Environmentalists naturally opposed any sort of clear-cutting. In their view, when man comes into conflict with nature, man must give way, even if massive forest fires and environmental damages ensue. The Sierra Club Web site still tells readers that it is a myth that "Salvage logging after forest fires is needed to remove dead trees to prevent future fires." Rather, it says, "Trees downed by forest fires provide habitat for wildlife and nutrients needed to help keep forests healthy." Greenpeace avers: "Natural and controlled forest fires are integral to the health of all forests. They restore nutrients to the soil, create habitat for fish and wildlife and help eliminate the smaller brush and saplings that compete with the forests' large and fire-resistant trees."
As of Tuesday, the Sierra Club and Greenpeace Web sites contained no mention of the forest fires raging out of control in California.
Ironically, environmentalists oppose clear-cutting and promote forest fires even though forest fires are the sources of materials most dangerous to air quality -- far more dangerous, in fact, than the smog environmentalists fret over ad infinitum. The California government has issued a health alert for the Southern California area.
According to government officials, anyone who can see, taste or smell smoke should stay indoors. Schools in the region have been told to keep children inside rather than allowing outdoor sports. The smoke caused by the California wildfires contains hundreds of natural chemicals and gases, including formaldehyde and carbon monoxide. The smoke also contains microscopic particles that are easily inhaled into the lungs, where they often become permanently lodged. Those who prolong their exposure to particulate pollution may experience retarded lung growth.
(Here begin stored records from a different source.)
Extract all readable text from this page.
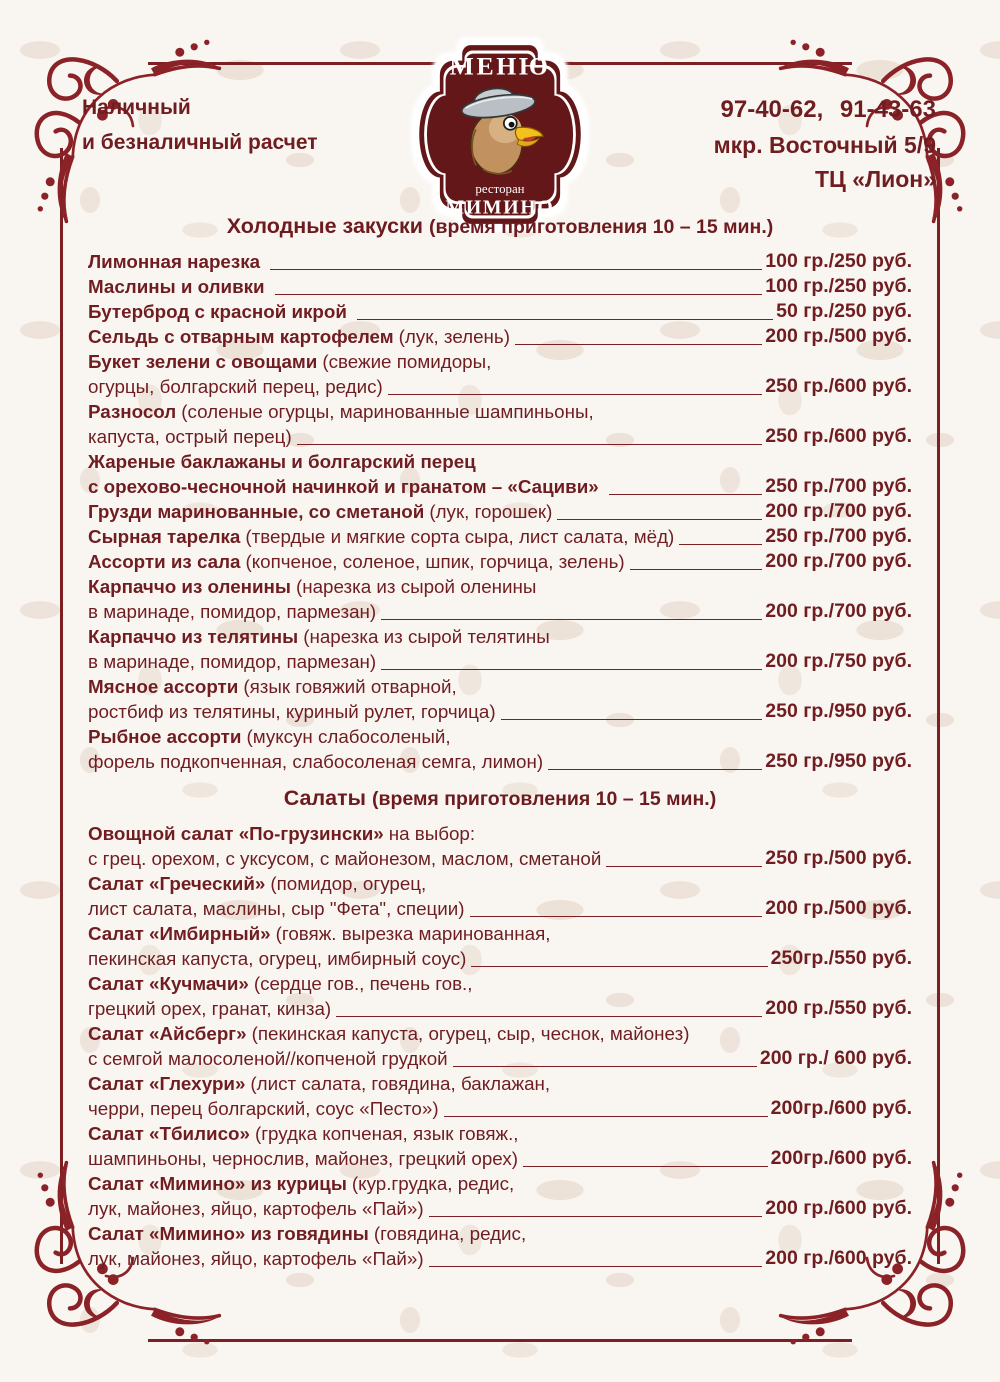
Наличный
и безналичный расчет
97-40-62, 91-43-63
мкр. Восточный 5/9
ТЦ «Лион»
МЕНЮ
ресторан
МИМИНО
Холодные закуски (время приготовления 10 – 15 мин.)
Лимонная нарезка	100 гр./250 руб.
Маслины и оливки	100 гр./250 руб.
Бутерброд с красной икрой	50 гр./250 руб.
Сельдь с отварным картофелем (лук, зелень)	200 гр./500 руб.
Букет зелени с овощами (свежие помидоры,
огурцы, болгарский перец, редис)	250 гр./600 руб.
Разносол (соленые огурцы, маринованные шампиньоны,
капуста, острый перец)	250 гр./600 руб.
Жареные баклажаны и болгарский перец
с орехово-чесночной начинкой и гранатом – «Сациви»	250 гр./700 руб.
Грузди маринованные, со сметаной (лук, горошек)	200 гр./700 руб.
Сырная тарелка (твердые и мягкие сорта сыра, лист салата, мёд)	250 гр./700 руб.
Ассорти из сала (копченое, соленое, шпик, горчица, зелень)	200 гр./700 руб.
Карпаччо из оленины (нарезка из сырой оленины
в маринаде, помидор, пармезан)	200 гр./700 руб.
Карпаччо из телятины (нарезка из сырой телятины
в маринаде, помидор, пармезан)	200 гр./750 руб.
Мясное ассорти (язык говяжий отварной,
ростбиф из телятины, куриный рулет, горчица)	250 гр./950 руб.
Рыбное ассорти (муксун слабосоленый,
форель подкопченная, слабосоленая семга, лимон)	250 гр./950 руб.
Салаты (время приготовления 10 – 15 мин.)
Овощной салат «По-грузински» на выбор:
с грец. орехом, с уксусом, с майонезом, маслом, сметаной	250 гр./500 руб.
Салат «Греческий» (помидор, огурец,
лист салата, маслины, сыр "Фета", специи)	200 гр./500 руб.
Салат «Имбирный» (говяж. вырезка маринованная,
пекинская капуста, огурец, имбирный соус)	250гр./550 руб.
Салат «Кучмачи» (сердце гов., печень гов.,
грецкий орех, гранат, кинза)	200 гр./550 руб.
Салат «Айсберг» (пекинская капуста, огурец, сыр, чеснок, майонез)
с семгой малосоленой//копченой грудкой	200 гр./ 600 руб.
Салат «Глехури» (лист салата, говядина, баклажан,
черри, перец болгарский, соус «Песто»)	200гр./600 руб.
Салат «Тбилисо» (грудка копченая, язык говяж.,
шампиньоны, чернослив, майонез, грецкий орех)	200гр./600 руб.
Салат «Мимино» из курицы (кур.грудка, редис,
лук, майонез, яйцо, картофель «Пай»)	200 гр./600 руб.
Салат «Мимино» из говядины (говядина, редис,
лук, майонез, яйцо, картофель «Пай»)	200 гр./600 руб.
Meanwhile, some Senate Democratic pawns of the environmentalist movement continue to stall President Bush's Healthy Forests Restoration Act. At the start of October, Senate Democrats threatened to filibuster HR 1904, forcing advocates to find 60 votes in order to pass the bill. The prospects for passing HR 1904 look good. Unfortunately, it's too little too late for those in California who tensely wait and watch as the wall of smoke draws ever nearer.